Matt Holmes matthew at wildfiregames.com
Mon Apr 18 01:19:01 CEST 2005


Par Winzell wrote:

> Matt,
>
>> The scale does matter. I love how all of you assumed I don't know 
>> anything about large multi-tiered servers. Hint, I write 
>> multi-million dollar credit card process software for a living. My 
>> software runs on large clusters that process millions of credit card 
>> transactions per second. The session concurrency involved is insane, 
>> as credit card processing is not a one step process. I would dare say 
>> our software has to be significantly more robust and able to handle 
>> faults than any game server. We aren't dealing with someones 
>> entertainment, we are dealing with millions of dollars changing hands 
>> every hour.
>
>
> I think you've been taking offense where none was meant. If anybody 
> has been aggressive, I think it's you. Dworkin meant no offense to WoW 
> in his initial posting -- in fact he went out of his way to mention 
> that there are content- and game-design reasons to go for shards -- 
> and you seemed to feel that WoW had been slighted where it had not.
>
> At this point, most of the people on this list are senior 
> professionals in some IT industry or other. We can all let go of the 
> urge or need to brag about how many million customers our software 
> serves. Nobody here is arguing that WoW is not technologically 
> competent, but it is also fairly obvious that Blizzard has been 
> extremely pragmatic in their design decisions.
>
> The shards work very well for WoW because of the kind of game it is. 
> All their design decisions harmonize well.
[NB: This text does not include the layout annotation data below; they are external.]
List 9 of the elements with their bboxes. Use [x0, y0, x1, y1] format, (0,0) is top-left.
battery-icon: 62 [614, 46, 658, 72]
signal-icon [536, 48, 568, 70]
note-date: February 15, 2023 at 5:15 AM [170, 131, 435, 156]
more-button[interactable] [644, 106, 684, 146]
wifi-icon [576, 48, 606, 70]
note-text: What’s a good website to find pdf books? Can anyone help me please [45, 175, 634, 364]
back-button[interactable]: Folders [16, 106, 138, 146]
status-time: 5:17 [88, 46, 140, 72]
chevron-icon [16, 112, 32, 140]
That doesn't mean it's the 
> only way to build a MMO, nor does it mean there isn't significant 
> wonder and awe to be derived from a truly massive world -- with a 
> hundred thousand simultaneous players rather than seven thousand. I 
> don't understand why you go out of your way to defend WoW when they 
> are not being attacked.
>
> At the end of the day, I can't help but feel that you categorize 
> DGD/MP as a cute text game engine with pretentions, incomparable to 
> professional corporate-strength middle-ware. This is the part where 
> you lose me completely, because not only are you simply wrong, but you 
> are the face of evil! :)  I encounter this mistaken assumption about 
> the world every day at work and it's the source of much anguish. There 
> are plenty of software projects in the world that are every bit as 
> competent as any multi-million-dollar corporate product. Sleepy Cat's 
> BerkeleyDB software is a good example -- we have to fight every time 
> we want to use it rather than yet another bloated Oracle DB -- and DGD 
> is another.
>
> Zell
> __________________________________________
> http://mail.dworkin.nl/mailman/listinfo/dgd
>
Actually, that response wasn't to Dworkin. I respected everything 
Dworkin said. Someone else attacked me by calling me a fanboy who didn't 
know what he was talking about, and to that I responded.

I have no problem with anything Dworkin said, at all.